Berlin clears ban on ritual circumcision

Berlin clears ban on ritual circumcision

BERLIN - Reuters
Berlin clears ban on ritual circumcision

German Parliament vote on a law for the religious circumcision in this file photo. EPA photo

Berlin’s senate said doctors could legally circumcise infant boys for religious reasons in its region, given certain conditions, ending months of legal uncertainty after a court banned the practice this year.

The ruling in June by a district court in Cologne outraged Muslims and Jews and sparked an emotional debate in the country. Although the ban applied only to the Cologne region, doctors across the country refused to carry out operations because of what they saw as a risk of legal action. Berlin became the first of Germany’s states to protect the practice while the national government works on a new law to legalize the operation across the country and overrule the Cologne decision.

The Cologne court, ruling in the case of a Muslim boy who suffered bleeding after circumcision, said the practice inflicted bodily harm and should not be carried out on young boys, although it could be practiced on older males with consent.
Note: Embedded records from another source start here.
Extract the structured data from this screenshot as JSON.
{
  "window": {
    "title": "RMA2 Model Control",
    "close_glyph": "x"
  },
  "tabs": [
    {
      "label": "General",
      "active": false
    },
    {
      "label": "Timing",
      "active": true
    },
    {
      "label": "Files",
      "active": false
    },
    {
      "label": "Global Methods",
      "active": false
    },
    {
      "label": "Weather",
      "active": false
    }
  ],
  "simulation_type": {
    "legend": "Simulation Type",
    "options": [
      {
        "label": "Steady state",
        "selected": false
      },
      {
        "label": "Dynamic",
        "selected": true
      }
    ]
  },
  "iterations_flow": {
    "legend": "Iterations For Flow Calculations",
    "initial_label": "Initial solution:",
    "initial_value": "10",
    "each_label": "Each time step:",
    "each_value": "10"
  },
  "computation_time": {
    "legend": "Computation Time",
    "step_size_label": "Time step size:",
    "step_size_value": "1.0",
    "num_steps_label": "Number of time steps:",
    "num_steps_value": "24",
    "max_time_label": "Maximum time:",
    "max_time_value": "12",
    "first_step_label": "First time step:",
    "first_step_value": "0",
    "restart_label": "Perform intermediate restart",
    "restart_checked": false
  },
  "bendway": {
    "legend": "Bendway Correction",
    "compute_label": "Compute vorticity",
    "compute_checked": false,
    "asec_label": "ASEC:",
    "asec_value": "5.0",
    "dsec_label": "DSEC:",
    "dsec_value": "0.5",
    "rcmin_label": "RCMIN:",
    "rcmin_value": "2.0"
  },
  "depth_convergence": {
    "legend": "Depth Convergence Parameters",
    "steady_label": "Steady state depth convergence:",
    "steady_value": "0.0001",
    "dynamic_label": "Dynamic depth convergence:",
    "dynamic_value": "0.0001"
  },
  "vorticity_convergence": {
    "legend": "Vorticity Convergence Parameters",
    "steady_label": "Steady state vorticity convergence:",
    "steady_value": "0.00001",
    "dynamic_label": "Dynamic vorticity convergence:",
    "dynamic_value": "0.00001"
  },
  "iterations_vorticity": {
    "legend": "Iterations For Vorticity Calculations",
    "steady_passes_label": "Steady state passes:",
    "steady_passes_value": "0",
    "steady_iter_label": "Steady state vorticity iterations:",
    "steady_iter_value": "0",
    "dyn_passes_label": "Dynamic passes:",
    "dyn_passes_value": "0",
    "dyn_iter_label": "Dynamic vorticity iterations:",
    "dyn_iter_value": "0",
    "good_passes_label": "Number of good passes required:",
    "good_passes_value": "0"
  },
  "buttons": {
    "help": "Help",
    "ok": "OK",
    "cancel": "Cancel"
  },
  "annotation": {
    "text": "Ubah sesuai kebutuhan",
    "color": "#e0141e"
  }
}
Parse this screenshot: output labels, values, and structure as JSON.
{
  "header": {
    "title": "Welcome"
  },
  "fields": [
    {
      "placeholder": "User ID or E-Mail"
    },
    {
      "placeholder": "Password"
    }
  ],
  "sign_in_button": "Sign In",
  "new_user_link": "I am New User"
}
Thomas Heilmann, Berlin’s senator for justice, said in a statement on Sept. 5 circumcision could not be prosecuted in Berlin if both parents had given their permission and been informed about the risks of the operation. The parents had to prove their affiliation to a religious group and a doctor had to perform the circumcision. “We explicitly welcome Jewish and Muslim life in Berlin. This applies also to the practice of their religions,” Heilmann said.

The speed with which national lawmakers agreed in July to pass a new law underscored sensitivity to charges of intolerance in a country haunted by its Nazi past. Merkel said Germany risked becoming a “laughing stock” if Jews were not allowed to practice their rituals.